Re: alternate implementation strategy Wolfgang Corcoran-Mathe 12 Dec 2020 19:22 UTC

On 2020-12-12 22:31 +0900, Alex Shinn wrote:
> (chibi iset) and the Chicken iset egg use a fairly
> simple but effective approach to compact isets,
> which is a binary tree whose leaves can be either
> bitsets or ranges.

Perhaps we could add this as another sample implementation, if it
could be extended to provide the rest of the SRFI 217 forms.

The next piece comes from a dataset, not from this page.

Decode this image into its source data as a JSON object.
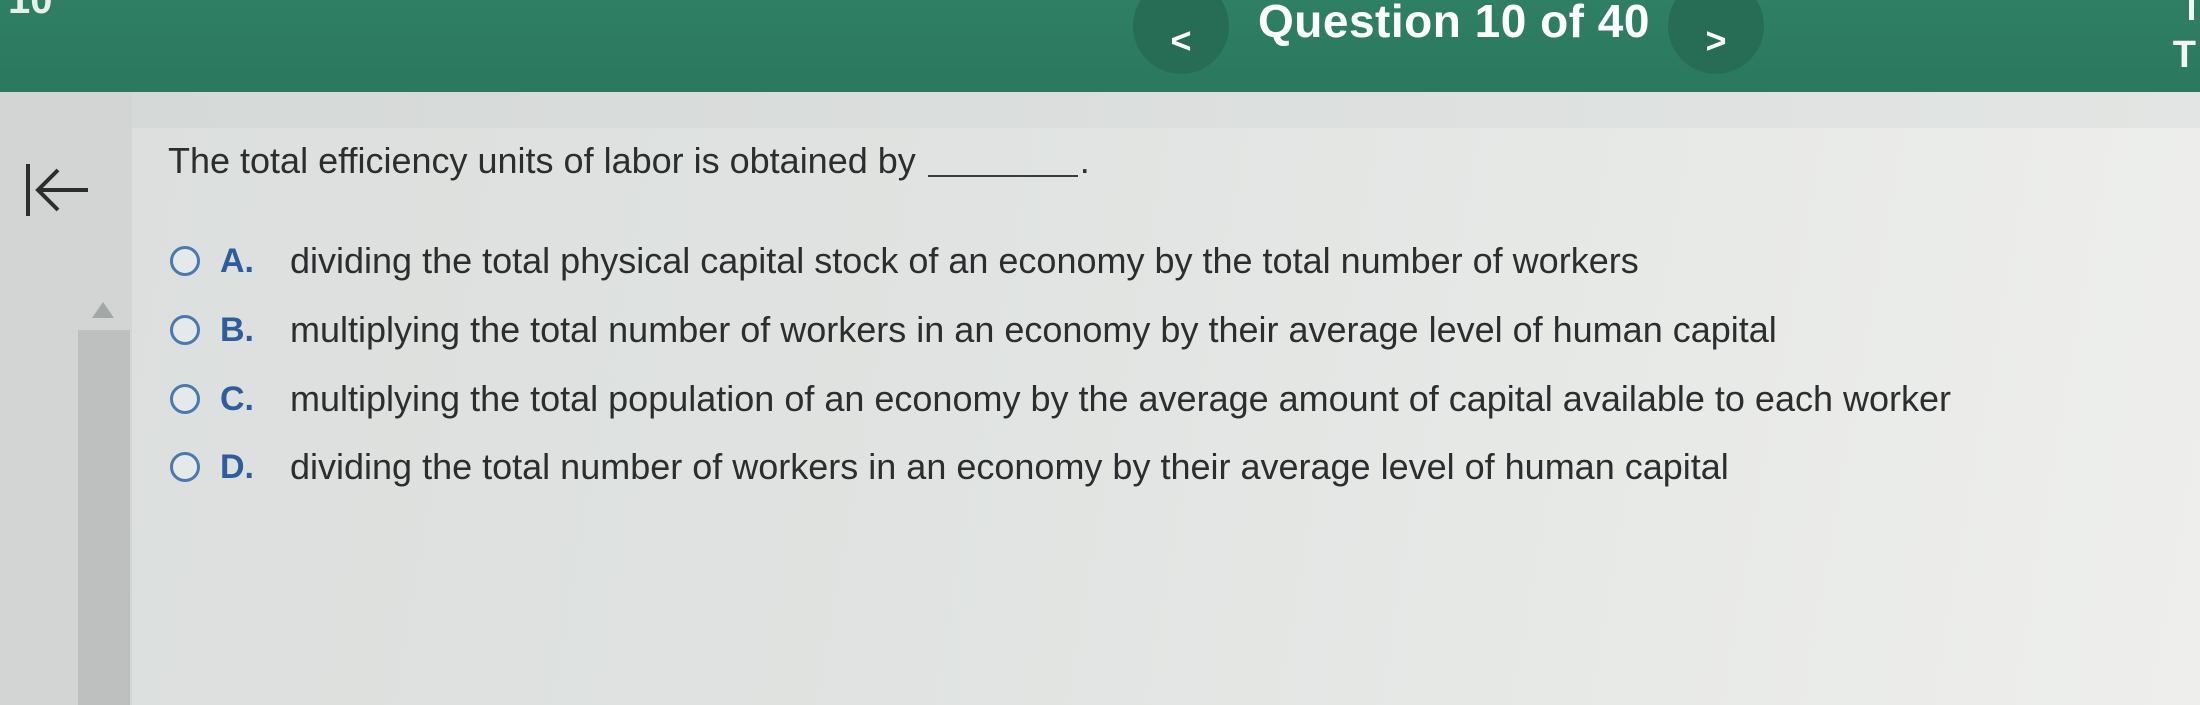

The original idea *was* to use (chibi iset) as the basis for the
sample implementation.  It's a tiny implementation and I admire its
simplicity.  However, as far as I could tell, the trees are not
self-balancing, resulting in dramatic slowdowns when sets are
constructed by sequential insert with large increments between
elements.  The provided optimization routines seem to improve the
situation greatly, but I was not familiar enough with the theory of
their use to begin pasting them into the other iset routines.  It's
also not immediately clear what the time complexities of the
operations of (chibi iset) are.  (The current sample implementation
could do with some more explicit statements here.)

> As an example, char-set:letter (using Unicode 13.0)
> is comprised of 132875 characters.  In (chibi iset)
> this takes up 3120 bytes of memory, whereas the
> current SRFI 217 sample impl requires 5314960 bytes.

Yes, the space efficiency of the current sample implementation is
a work in progress.  It does not yet provide bitmap compression for
dense sets.  On the plus side, dense and sparse sets use about the
same amount of space, and operations on all sets have the same
asymptotic time and space consumption.

--
Wolfgang Corcoran-Mathe  <xxxxxx@sigwinch.xyz>

"Therefore, 100 victories in 100 battles is not the most skillful.
Subduing the other's military without battle is the most skillful."
--_Sun Tzu_